The news of the opening of the criminal proceedings emerged after FIFA had cancelled Blatter's planned press conference in Zurich on Friday afternoon.
Blatter was expected to face the media following the FIFA Executive Committee meeting, but the briefing was called off just minutes before it was set to take place.
A statement from FIFA read: "Since 27 May 2015, FIFA has been cooperating with the Office of the Swiss Attorney General and has complied with all requests for documents, data and other information. We will continue this level of cooperation throughout the investigation.
"Today, at the Home of FIFA, representatives from the Office of the Swiss Attorney General conducted interviews and gathered documents pursuant to its investigation. FIFA facilitated these interviews as part of our ongoing cooperation.
"We will have no further comment on the matter as it is an active investigation."
Blatter's American lawyer Richard Cullen released a statement insisting "no mismanagement" had occurred.

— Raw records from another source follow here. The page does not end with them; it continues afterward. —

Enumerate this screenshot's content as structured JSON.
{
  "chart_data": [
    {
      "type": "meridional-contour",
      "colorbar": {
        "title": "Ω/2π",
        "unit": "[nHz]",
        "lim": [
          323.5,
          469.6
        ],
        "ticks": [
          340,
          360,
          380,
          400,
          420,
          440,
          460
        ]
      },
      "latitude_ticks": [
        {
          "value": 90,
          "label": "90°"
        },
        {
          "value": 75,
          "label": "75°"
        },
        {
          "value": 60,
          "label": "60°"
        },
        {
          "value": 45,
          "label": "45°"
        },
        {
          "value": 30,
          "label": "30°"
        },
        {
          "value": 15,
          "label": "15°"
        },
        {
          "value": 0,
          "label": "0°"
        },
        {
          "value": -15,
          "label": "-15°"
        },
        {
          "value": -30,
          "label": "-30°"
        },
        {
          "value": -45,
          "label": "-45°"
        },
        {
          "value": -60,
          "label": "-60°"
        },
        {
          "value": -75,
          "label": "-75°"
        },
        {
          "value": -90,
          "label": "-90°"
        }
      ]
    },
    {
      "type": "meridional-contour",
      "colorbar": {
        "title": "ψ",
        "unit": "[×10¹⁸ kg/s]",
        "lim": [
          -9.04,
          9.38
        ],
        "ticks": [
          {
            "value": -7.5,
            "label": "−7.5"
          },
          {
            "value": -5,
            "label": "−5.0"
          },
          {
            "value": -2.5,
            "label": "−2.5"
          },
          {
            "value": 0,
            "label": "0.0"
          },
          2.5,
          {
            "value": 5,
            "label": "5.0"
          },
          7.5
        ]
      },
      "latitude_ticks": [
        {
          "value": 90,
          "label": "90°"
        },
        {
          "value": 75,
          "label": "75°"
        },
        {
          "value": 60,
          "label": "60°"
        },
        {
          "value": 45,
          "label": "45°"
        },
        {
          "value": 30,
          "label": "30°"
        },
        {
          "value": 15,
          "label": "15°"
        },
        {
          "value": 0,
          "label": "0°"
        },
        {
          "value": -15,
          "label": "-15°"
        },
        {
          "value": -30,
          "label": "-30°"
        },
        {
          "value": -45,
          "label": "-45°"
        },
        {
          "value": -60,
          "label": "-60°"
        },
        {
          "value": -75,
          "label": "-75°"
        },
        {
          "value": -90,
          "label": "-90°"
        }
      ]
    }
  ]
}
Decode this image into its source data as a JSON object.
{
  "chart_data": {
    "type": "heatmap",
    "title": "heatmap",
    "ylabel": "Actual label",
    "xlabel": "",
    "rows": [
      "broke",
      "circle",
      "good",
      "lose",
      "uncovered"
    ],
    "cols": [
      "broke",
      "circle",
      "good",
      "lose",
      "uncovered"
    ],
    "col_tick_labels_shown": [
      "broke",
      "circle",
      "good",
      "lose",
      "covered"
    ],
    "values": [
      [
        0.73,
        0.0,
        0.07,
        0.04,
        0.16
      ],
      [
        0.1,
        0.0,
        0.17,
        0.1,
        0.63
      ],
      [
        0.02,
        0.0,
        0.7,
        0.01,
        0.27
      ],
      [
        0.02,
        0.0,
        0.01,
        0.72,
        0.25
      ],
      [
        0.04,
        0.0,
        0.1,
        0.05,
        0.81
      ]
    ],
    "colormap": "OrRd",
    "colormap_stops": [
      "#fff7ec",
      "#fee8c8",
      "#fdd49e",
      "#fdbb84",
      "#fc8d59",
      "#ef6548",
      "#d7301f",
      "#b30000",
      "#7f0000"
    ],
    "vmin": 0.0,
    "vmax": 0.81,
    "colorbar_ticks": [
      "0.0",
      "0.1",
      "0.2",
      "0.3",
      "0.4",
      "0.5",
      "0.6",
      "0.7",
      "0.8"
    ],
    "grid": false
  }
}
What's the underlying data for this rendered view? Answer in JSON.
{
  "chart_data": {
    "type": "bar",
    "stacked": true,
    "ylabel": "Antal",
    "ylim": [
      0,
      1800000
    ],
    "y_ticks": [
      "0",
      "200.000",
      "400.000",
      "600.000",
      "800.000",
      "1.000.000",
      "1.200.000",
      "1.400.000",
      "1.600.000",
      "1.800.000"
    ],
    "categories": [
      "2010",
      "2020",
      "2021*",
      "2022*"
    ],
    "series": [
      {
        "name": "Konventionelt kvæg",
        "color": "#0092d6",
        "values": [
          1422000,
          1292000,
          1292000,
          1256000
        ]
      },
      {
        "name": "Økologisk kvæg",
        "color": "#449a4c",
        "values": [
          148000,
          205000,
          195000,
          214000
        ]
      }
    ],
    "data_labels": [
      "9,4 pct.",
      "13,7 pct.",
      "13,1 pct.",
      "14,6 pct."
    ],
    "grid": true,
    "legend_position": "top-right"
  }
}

It read: "Mr Blatter is co-operating and we are confident that when the Swiss authorities have a chance to review the documents and the evidence they will see that the contract was properly prepared and negotiated by the appropriate staff members of FIFA who were routinely responsible for such contracts, and certainly no mismanagement occurred."
Blatter is due to stand down when a new president is elected in February, and Sky Sports News HQ understands he will remain as president in the short-term unless he is officially charged or any more allegations are investigated by prosecutors. That decision could be reviewed by FIFA next week.
FIFA last week suspended its general secretary Jerome Valcke until further notice after allegations - denied by the Frenchman - that he was involved in a scheme to sell World Cup tickets above face value for a share in profits.